We sat down amongst people who clearly knew a lot more about wine than we did. Of course, that’s not saying much, since prior to this experience, we had only used the word “aroma” to describe the smell of recently vacated restrooms. I’m not even going to go into what we thought a “bunghole” was.
The other couples in the room sniffed their white wine, pinkies held out.
One husband said, “I’m getting citrus with a secondary wafting of stone fruit.” His wife replied, “Obviously! My only question is whether the zephyr nectarines were fully tree ripened.” Another lady piped up, “I so wish this hadn’t been fermented in stainless steel.”
Joel’s a bit competitive, so he gave it a go at first. He took a big sip of some dark red wine and said, in a loud voice, “Does anyone else think this cabernet needs more cab?” When he tried the next sample, he said, “You call this merlot? If you ask me, I think it’s more like mer-high.” And these astute comments were made after he’d had a mere two sips.
This continued for some time, and Joel soon concluded that the longer we tasted, the better the wines were getting.

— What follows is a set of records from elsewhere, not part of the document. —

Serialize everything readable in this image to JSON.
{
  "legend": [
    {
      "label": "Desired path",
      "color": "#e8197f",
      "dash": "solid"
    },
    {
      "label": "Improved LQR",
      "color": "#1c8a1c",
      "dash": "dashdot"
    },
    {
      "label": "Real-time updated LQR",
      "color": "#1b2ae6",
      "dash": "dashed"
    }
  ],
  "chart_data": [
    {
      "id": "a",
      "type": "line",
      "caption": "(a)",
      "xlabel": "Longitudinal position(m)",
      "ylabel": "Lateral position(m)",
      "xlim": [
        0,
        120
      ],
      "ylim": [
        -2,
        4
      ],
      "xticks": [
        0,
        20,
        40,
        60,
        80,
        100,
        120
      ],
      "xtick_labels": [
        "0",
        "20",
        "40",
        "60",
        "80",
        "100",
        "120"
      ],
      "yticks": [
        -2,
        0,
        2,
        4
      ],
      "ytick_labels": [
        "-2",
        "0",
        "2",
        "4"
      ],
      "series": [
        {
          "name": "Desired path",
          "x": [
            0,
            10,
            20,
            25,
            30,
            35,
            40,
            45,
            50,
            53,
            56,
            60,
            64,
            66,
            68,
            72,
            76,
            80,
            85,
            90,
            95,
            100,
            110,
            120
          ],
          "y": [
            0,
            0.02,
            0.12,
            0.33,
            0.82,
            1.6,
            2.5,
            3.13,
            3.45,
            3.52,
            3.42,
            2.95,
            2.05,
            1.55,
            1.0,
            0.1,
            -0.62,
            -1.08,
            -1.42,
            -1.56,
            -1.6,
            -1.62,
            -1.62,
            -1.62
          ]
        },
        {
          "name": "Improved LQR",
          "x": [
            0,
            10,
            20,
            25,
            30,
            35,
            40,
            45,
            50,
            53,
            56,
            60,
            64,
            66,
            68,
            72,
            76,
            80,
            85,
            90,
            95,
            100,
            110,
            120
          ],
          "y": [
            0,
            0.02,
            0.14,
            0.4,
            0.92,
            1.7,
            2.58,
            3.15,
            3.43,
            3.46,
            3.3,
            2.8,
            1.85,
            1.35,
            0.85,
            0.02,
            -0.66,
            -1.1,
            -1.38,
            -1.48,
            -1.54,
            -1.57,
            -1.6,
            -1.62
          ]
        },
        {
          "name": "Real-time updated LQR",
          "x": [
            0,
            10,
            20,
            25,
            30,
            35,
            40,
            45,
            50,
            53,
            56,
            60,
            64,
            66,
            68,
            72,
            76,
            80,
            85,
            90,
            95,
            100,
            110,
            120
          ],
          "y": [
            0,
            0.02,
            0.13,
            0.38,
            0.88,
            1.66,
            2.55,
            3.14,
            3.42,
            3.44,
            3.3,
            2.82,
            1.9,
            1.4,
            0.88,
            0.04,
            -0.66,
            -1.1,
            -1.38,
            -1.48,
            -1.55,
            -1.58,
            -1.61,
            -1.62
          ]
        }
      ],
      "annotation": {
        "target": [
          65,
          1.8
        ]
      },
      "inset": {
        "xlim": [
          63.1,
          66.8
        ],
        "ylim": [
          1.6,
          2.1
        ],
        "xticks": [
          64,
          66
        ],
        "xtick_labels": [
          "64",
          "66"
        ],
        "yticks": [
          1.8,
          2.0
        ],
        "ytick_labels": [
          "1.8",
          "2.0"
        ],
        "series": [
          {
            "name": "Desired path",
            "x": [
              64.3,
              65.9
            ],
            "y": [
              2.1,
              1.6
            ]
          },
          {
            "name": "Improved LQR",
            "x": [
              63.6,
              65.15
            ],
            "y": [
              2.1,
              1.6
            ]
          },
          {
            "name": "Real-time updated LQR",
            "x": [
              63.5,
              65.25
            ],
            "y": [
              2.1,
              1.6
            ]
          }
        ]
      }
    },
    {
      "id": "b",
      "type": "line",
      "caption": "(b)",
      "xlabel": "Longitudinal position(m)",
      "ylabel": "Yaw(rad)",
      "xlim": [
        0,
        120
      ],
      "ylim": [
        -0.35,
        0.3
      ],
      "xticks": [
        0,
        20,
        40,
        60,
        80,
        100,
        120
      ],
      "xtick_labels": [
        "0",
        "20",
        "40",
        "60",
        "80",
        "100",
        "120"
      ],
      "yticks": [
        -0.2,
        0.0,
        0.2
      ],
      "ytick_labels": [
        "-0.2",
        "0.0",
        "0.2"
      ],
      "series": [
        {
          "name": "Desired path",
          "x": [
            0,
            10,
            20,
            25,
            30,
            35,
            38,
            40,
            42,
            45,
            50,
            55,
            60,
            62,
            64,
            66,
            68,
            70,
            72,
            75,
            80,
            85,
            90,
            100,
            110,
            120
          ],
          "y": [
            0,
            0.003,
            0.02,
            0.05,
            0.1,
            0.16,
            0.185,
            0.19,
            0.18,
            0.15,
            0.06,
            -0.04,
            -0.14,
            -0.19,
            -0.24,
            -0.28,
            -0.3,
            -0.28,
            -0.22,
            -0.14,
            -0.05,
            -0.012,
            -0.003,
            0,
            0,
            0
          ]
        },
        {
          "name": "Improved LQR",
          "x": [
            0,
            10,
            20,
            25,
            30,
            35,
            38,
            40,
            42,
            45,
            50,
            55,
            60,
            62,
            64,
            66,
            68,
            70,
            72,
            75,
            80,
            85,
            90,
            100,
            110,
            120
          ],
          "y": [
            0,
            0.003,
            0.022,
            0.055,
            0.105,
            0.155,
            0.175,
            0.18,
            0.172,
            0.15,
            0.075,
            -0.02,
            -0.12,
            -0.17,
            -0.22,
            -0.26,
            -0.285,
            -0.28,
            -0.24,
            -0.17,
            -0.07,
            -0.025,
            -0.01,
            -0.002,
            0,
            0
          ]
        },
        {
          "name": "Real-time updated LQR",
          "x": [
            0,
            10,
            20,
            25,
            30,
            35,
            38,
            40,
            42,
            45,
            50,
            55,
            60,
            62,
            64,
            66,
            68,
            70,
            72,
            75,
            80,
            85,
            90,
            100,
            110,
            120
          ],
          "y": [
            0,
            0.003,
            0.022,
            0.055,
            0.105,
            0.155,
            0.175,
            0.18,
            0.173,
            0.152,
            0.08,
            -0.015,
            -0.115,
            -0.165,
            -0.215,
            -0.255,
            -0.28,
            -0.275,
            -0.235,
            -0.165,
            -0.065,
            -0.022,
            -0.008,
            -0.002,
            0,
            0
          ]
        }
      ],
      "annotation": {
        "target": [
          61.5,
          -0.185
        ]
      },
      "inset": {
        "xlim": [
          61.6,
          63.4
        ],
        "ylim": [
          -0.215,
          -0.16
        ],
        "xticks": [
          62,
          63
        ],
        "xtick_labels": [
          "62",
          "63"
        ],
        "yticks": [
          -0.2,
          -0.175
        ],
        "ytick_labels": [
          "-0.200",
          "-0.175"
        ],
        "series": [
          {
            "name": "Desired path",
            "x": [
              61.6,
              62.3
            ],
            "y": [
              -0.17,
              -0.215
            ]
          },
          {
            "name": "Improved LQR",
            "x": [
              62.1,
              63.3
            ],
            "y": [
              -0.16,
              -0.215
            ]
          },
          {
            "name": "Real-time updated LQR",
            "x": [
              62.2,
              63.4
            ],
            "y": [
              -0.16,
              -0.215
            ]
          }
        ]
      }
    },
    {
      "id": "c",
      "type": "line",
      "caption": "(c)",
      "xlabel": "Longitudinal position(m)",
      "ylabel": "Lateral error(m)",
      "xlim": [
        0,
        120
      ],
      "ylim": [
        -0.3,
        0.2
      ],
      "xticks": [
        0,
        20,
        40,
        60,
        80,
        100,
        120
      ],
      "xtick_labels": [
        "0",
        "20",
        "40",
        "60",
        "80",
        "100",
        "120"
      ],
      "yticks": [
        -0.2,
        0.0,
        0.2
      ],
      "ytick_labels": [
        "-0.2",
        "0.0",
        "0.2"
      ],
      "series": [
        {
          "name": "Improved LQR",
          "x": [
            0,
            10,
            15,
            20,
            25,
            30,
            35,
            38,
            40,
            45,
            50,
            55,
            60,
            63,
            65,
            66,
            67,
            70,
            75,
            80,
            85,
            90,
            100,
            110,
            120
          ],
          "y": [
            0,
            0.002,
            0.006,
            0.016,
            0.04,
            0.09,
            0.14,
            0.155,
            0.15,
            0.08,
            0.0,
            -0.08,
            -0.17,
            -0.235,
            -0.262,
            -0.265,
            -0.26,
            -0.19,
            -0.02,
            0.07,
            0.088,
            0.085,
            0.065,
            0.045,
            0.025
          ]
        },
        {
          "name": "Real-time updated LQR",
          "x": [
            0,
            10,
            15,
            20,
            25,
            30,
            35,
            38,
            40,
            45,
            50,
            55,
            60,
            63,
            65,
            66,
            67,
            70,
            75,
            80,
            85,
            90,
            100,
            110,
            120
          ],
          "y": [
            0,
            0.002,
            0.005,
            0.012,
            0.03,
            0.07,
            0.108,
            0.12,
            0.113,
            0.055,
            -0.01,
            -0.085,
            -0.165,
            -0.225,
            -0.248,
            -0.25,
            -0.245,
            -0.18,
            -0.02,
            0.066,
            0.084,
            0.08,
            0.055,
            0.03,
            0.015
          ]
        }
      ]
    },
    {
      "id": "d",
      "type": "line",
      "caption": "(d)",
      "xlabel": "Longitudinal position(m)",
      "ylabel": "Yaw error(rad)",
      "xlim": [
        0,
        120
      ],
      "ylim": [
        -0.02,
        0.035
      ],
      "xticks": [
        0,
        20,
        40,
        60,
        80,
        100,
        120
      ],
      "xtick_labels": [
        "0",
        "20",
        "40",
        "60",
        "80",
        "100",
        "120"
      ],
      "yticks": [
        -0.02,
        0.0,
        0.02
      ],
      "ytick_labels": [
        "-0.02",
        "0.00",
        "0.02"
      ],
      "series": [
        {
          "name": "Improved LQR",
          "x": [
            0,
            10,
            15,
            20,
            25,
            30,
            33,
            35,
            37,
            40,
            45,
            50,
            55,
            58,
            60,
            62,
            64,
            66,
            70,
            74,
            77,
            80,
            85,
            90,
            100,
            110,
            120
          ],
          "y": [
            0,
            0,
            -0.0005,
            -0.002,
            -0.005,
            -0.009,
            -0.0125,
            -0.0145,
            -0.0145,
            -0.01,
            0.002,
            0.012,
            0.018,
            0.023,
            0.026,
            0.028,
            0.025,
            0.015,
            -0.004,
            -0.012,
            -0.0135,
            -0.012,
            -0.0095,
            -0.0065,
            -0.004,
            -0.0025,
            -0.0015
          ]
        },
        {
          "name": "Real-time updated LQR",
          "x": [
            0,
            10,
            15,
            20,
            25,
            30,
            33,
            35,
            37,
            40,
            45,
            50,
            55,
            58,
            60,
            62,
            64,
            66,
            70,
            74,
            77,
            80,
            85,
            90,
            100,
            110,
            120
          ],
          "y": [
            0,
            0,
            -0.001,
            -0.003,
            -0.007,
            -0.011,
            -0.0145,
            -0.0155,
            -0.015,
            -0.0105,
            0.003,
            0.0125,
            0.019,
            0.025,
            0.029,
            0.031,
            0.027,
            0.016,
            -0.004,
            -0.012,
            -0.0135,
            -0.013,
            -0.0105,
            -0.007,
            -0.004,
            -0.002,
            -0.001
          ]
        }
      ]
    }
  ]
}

I like light, fruity flavors, and I was amused by the names of the wines, which included puns. “Quite a Pear” tasted like, you guessed it, pears. Rhubarbara Ann reminded me of the strawberry-rhubarb pies my mother used to make. “Plum Crazy” and “Give a Fig” were a couple of others.
Finished tasting, I was ready to enjoy my delicious meal, but Joel was suddenly rather green. He thought maybe he had gotten some kind of food poisoning from the hors-d'oeuvres. I said I thought this was unlikely since he had been known to scrape the mold off of leftovers before eating them cold, without stomach issues. I asked if, perhaps, since he’s not used to drinking wine, he might be slightly tipsy. He scoffed at this idea, remarking that the wines he had tried were fruity, and most likely had very low alcohol content. No, he assured me, this was some kind of bug that was making him slightly dizzy, warm across the shoulders, a bit nauseated, and totally exhausted.
He picked at his steak (a real Joel anomaly), and after dinner, an excused himself to our room. I finished up my dessert – then his - and followed him up, hoping to watch the romantic comedy we had missed in theaters.
Poor Joel was passed out on the bed, snoring loudly. Since it was still early, I thought maybe a half hour nap would revive him. I assumed he was planning to wake up soon since he had forgotten to put his anti-snoring strip across his nose and he still had his shoes on. But after a couple of hours of reading with my earplugs in, I popped some popcorn, watched the romantic comedy, and drank a couple of Joel’s Dr. Peppers. Luckily, Joel’s “bug” was cured by morning, with just a residual headache to contend with. I never caught it, so it must not have been very contagious.